Robert Haas wrote:
But the change you're proposing seems like
it could CONCEIVABLY break a working application that counts on
PostgreSQL's particular flavor of misbehavior, and therefore it seems
questionable to put that into a stable branch.  The fact that the
application perhaps should not have been written that way to begin
with is neither here nor there.  We don't want people to be afraid of
upgrading to the latest point release when we fix, say, a backend
crash or a data corruption bug.



Let me reiterate the changes that I propose, and again challenge you to provide a working counter-example if you believe it will break anything not currently broken, even cases involving fragments.
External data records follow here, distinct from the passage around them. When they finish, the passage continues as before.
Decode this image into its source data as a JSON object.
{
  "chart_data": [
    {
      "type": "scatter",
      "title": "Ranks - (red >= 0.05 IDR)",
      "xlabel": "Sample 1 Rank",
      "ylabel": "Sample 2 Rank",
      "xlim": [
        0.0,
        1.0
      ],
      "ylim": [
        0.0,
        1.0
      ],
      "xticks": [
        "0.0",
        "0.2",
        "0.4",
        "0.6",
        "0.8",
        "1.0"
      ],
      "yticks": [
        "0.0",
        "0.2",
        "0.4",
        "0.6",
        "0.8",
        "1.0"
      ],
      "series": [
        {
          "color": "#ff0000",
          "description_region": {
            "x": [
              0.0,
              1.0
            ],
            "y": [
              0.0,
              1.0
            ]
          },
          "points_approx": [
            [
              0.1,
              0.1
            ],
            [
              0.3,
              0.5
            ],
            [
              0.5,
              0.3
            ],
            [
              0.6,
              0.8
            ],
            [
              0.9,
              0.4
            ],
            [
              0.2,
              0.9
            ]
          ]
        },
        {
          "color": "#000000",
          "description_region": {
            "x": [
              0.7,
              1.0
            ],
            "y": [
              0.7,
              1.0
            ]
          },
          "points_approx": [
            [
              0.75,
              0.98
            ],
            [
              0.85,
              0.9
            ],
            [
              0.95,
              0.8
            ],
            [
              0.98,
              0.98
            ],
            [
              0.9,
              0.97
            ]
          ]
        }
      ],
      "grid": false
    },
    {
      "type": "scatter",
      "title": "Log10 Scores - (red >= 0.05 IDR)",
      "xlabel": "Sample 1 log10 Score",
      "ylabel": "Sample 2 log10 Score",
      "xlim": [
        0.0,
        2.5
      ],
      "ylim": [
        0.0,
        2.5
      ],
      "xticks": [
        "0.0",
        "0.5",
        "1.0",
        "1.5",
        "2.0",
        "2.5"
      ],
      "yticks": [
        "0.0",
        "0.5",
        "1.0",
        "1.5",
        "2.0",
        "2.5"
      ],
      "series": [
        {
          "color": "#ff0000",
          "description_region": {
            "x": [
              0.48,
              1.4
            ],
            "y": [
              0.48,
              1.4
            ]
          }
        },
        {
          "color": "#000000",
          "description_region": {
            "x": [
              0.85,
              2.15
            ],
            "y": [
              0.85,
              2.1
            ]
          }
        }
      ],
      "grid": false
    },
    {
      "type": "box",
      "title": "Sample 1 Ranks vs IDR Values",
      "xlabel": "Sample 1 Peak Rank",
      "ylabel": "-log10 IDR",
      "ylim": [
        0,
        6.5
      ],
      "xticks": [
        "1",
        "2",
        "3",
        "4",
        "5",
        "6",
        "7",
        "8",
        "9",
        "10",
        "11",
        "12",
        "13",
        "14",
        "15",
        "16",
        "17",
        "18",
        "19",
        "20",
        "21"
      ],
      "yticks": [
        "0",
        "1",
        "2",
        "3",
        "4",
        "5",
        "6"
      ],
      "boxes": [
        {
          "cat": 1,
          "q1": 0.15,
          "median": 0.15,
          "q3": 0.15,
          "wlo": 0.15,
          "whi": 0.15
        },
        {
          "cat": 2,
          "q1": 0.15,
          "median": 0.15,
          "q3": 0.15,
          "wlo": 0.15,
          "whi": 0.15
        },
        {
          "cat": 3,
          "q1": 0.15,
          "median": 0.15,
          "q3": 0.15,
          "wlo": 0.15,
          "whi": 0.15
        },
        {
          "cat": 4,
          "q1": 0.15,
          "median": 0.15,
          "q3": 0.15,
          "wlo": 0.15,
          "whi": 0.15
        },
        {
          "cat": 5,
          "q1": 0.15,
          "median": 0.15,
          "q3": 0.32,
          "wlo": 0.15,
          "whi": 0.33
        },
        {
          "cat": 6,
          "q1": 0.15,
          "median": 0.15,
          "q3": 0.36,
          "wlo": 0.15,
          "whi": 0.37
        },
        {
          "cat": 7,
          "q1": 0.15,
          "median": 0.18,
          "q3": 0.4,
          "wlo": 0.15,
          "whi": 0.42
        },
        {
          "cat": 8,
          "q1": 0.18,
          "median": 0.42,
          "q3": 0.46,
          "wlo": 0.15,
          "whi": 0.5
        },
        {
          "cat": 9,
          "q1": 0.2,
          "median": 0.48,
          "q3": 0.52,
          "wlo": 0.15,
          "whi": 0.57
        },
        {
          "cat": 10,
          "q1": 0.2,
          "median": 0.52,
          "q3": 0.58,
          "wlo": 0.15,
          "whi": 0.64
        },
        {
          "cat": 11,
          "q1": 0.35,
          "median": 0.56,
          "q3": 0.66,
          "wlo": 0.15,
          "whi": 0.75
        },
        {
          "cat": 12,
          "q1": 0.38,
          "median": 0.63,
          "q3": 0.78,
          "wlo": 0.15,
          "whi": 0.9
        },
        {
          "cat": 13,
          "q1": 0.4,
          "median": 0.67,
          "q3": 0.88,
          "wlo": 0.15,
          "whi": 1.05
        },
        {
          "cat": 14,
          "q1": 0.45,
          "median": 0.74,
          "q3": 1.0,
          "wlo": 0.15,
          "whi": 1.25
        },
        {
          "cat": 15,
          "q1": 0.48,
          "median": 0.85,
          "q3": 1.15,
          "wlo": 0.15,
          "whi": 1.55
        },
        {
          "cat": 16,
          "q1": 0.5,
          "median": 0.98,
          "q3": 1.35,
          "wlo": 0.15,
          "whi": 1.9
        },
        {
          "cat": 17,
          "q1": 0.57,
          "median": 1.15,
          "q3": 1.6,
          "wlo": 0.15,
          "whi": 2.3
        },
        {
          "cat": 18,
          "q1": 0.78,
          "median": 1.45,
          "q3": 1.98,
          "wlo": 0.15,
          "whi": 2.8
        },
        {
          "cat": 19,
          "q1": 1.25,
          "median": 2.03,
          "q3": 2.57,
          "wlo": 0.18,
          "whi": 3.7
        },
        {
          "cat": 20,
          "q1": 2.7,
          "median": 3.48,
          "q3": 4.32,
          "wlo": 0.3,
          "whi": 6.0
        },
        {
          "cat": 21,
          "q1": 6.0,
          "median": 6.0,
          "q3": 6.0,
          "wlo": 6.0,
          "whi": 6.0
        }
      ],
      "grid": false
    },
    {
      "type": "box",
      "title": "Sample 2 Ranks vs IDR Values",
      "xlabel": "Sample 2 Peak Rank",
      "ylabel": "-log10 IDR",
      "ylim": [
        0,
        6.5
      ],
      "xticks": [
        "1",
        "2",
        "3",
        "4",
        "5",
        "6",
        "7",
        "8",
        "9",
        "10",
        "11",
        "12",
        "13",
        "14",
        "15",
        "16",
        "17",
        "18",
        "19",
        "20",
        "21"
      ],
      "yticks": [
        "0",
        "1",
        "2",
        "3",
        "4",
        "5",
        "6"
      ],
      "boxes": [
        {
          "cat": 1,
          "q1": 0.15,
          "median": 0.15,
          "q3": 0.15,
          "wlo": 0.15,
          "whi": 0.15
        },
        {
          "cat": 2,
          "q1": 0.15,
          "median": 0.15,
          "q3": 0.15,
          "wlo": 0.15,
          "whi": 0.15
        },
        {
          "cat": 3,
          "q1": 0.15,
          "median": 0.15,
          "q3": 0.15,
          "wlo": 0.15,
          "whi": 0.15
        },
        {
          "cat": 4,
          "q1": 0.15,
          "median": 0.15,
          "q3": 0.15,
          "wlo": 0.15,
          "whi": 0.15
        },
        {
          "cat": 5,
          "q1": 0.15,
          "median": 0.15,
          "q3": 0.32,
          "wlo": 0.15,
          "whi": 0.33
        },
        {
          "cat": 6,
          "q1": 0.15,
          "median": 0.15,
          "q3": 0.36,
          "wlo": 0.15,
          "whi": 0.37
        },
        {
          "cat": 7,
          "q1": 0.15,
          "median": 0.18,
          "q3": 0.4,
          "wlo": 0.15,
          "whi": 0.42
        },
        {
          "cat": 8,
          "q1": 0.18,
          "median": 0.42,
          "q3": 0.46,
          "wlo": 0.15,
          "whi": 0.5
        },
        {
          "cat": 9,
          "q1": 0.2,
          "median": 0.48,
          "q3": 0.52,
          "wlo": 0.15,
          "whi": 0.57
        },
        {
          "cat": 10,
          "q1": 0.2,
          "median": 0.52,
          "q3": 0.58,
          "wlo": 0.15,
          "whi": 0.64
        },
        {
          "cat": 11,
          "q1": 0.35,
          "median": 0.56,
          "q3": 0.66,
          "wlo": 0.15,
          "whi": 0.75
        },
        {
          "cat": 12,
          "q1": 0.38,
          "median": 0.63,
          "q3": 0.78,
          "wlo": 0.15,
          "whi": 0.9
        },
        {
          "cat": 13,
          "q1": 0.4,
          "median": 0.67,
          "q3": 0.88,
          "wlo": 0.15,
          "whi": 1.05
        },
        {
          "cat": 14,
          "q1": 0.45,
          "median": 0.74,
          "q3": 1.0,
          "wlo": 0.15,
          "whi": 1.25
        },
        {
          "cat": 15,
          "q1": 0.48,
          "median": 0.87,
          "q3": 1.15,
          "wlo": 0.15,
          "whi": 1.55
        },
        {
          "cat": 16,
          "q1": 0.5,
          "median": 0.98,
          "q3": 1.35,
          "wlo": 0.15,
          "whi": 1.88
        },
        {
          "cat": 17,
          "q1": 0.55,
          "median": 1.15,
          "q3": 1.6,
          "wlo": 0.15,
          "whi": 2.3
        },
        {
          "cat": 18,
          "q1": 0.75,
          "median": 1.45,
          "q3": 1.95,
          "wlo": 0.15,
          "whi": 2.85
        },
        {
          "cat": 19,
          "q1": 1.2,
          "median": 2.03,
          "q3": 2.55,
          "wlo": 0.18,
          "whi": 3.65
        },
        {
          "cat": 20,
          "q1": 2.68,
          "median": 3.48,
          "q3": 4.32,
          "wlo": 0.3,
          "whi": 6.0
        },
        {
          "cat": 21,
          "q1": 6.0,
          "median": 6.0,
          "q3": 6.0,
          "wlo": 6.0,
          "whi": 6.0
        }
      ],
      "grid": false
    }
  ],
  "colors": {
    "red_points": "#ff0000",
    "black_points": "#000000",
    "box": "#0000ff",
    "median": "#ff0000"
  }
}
First, I propose that we abandon this mangling, if, and only if, the xml is in fact a well formed XML document. Since the whole point of the mangling is to handle situations where the XML is not a well formed document, that seems fairly straight-forward. If this change were to upset any user, it must be because they are relying on undisputably incorrect results.

Second, I propose that, in the remaining cases, where we do mangle the XML, if the xpath expression does not begin with a '/', instead of prepending it with '/x/, which can not possibly be correct under any circumstance, we prepend it with '/x//' which has some possibility of giving correct results.

IOW, these proposals will expand the number of correct results from the code, without contributing any new incorrect cases. These changes are *very* conservative, as is usual when we fix things on stable branches.